Di bagian langit lain, gagak yang berbeda berkaok memecah ketenangan pagi. Suaranya yang serak dan tajam menggema seperti teriakan yang menusuk udara. Begitu kasar, bagai suara pintu tua yang berderit terbuka paksa, mengetarkan udara dengan nada berat yang tak ramah. Begitu angin bersenandung, suara “kraakk…” itu terbawa, melayang-layang di antara pepohonan dan genting-genting rumah yang mulai lembab oleh embun pagi. Setiap pekikan gagak seperti sentakan yang mengingatkan akan sesuatu yang terlupakan, atau mungkin pertanda yang hanya mereka yang bisa mengerti. Kampung itu terasa sedikit lebih gelap, sedikit lebih penuh rahasia, seolah-olah suara gagak telah meninggalkan jejak samar di udara yang tak kasat mata.
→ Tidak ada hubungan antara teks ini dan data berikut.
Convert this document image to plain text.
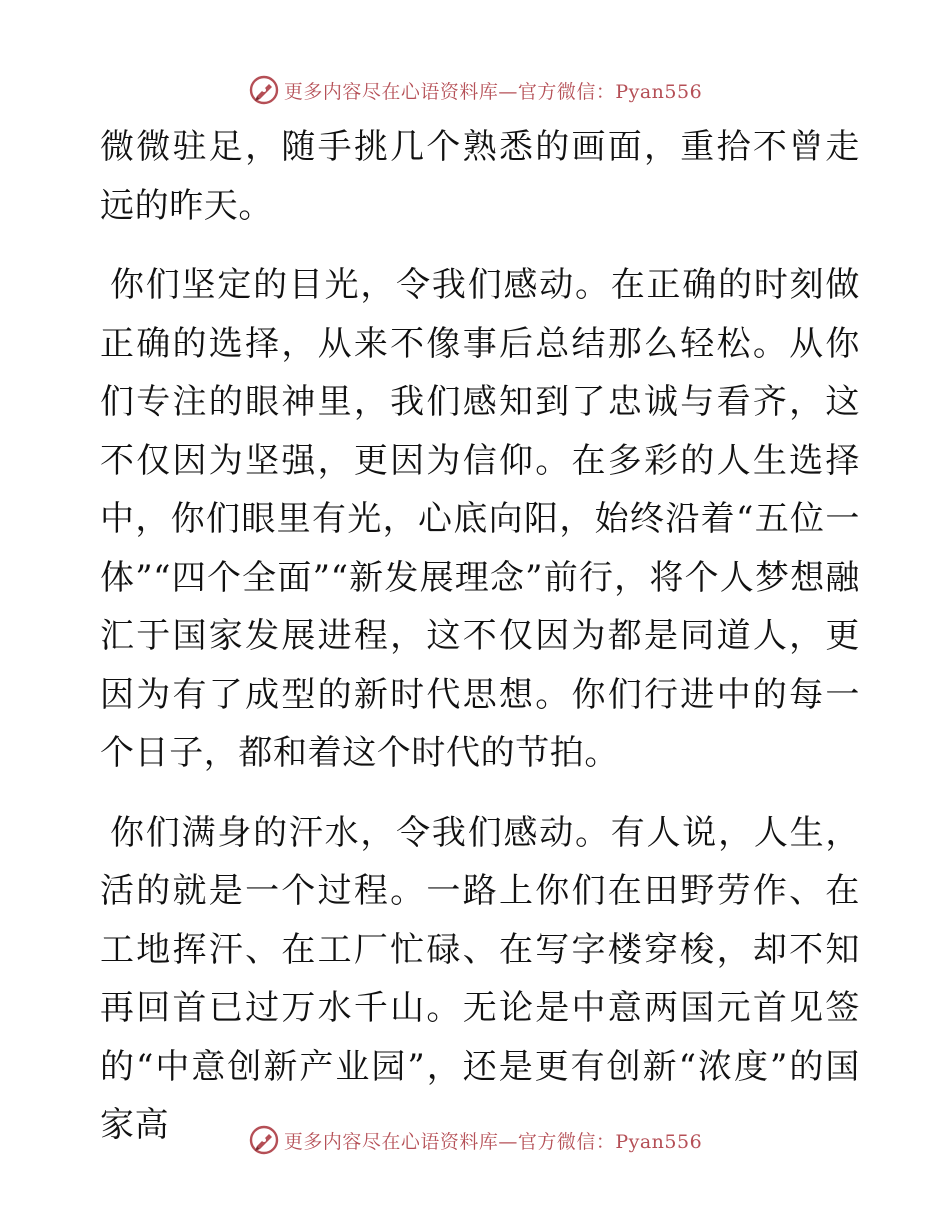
更多内容尽在心语资料库—官方微信：Pyan556

微微驻足，随手挑几个熟悉的画面，重拾不曾走远的昨天。

你们坚定的目光，令我们感动。在正确的时刻做正确的选择，从来不像事后总结那么轻松。从你们专注的眼神里，我们感知到了忠诚与看齐，这不仅因为坚强，更因为信仰。在多彩的人生选择中，你们眼里有光，心底向阳，始终沿着“五位一体”“四个全面”“新发展理念”前行，将个人梦想融汇于国家发展进程，这不仅因为都是同道人，更因为有了成型的新时代思想。你们行进中的每一个日子，都和着这个时代的节拍。

你们满身的汗水，令我们感动。有人说，人生，活的就是一个过程。一路上你们在田野劳作、在工地挥汗、在工厂忙碌、在写字楼穿梭，却不知再回首已过万水千山。无论是中意两国元首见签的“中意创新产业园”，还是更有创新“浓度”的国家高	更多内容尽在心语资料库—官方微信：Pyan556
Waru, seorang pemuda desa tengah melamun di pinggiran sungai kala itu. Membiarkan ujung kakinya digigiti oleh ikan-ikan kecil. Ia tau gagak-gagak itu memberi pertanda bahwasanya mereka semua harus meninggalkan kampung. Hatinya berkecamuk. Kemarin lusa, para tetua kampung baru saja menerima surat resmi dari pemerintah, memberitahukan bahwa sebagian besar hutan mereka akan dibabat untuk pembangunan ibu kota baru. Proyek ini dijanjikan akan membawa kemajuan dan kesejahteraan bagi masyarakat sekitar. Namun, tetap saja bagi Waru dan orang kampung lainnya, itu berarti kehilangan rumah, dan seluruh nyawa mereka.
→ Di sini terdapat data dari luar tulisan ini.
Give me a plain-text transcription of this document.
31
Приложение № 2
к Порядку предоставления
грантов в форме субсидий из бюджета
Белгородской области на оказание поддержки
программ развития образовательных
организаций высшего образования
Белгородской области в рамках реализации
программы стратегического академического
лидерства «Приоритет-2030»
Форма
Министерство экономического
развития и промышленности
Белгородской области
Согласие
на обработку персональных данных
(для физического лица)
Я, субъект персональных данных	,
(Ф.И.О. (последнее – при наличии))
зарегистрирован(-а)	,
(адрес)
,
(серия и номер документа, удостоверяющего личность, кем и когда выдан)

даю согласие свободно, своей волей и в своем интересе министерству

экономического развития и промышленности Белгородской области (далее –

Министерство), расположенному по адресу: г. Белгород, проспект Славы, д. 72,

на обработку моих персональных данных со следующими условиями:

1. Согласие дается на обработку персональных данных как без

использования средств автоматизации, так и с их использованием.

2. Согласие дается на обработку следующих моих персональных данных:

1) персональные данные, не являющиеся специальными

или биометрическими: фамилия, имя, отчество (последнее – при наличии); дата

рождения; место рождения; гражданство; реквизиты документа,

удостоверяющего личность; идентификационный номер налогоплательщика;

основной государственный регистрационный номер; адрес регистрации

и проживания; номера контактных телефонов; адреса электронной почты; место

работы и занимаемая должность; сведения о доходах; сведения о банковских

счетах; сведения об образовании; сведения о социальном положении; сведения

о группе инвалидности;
“Hutan adalah tubuh, jiwaku ada di dalamnya. Aku percaya aku terlahir dan kembali lagi ke hutan,” ucap seseorang tiba-tiba, suaranya lembut, tenang, dan berwibawa. Secara tak langsung menginterupsi lamunan Waru.
Waru sedikit kaget, ia menoleh dari tatapan kosongnya yang semula berada pada permukaan sungai yang berkilau. Kini, berdiri di sebelahnya, seorang tetua kampung, wajahnya penuh kerut, dengan rambut yang hampir memutih seluruhnya.
“Pak Pram, apa yang harus kita lakukan? Mereka datang dengan uang, kekuasaan, dan surat keputusan dari pemerintah, melawan mereka berarti melawan negara,” keluh Waru putus asa, menatap Pak Pram sambil sedikit menghela.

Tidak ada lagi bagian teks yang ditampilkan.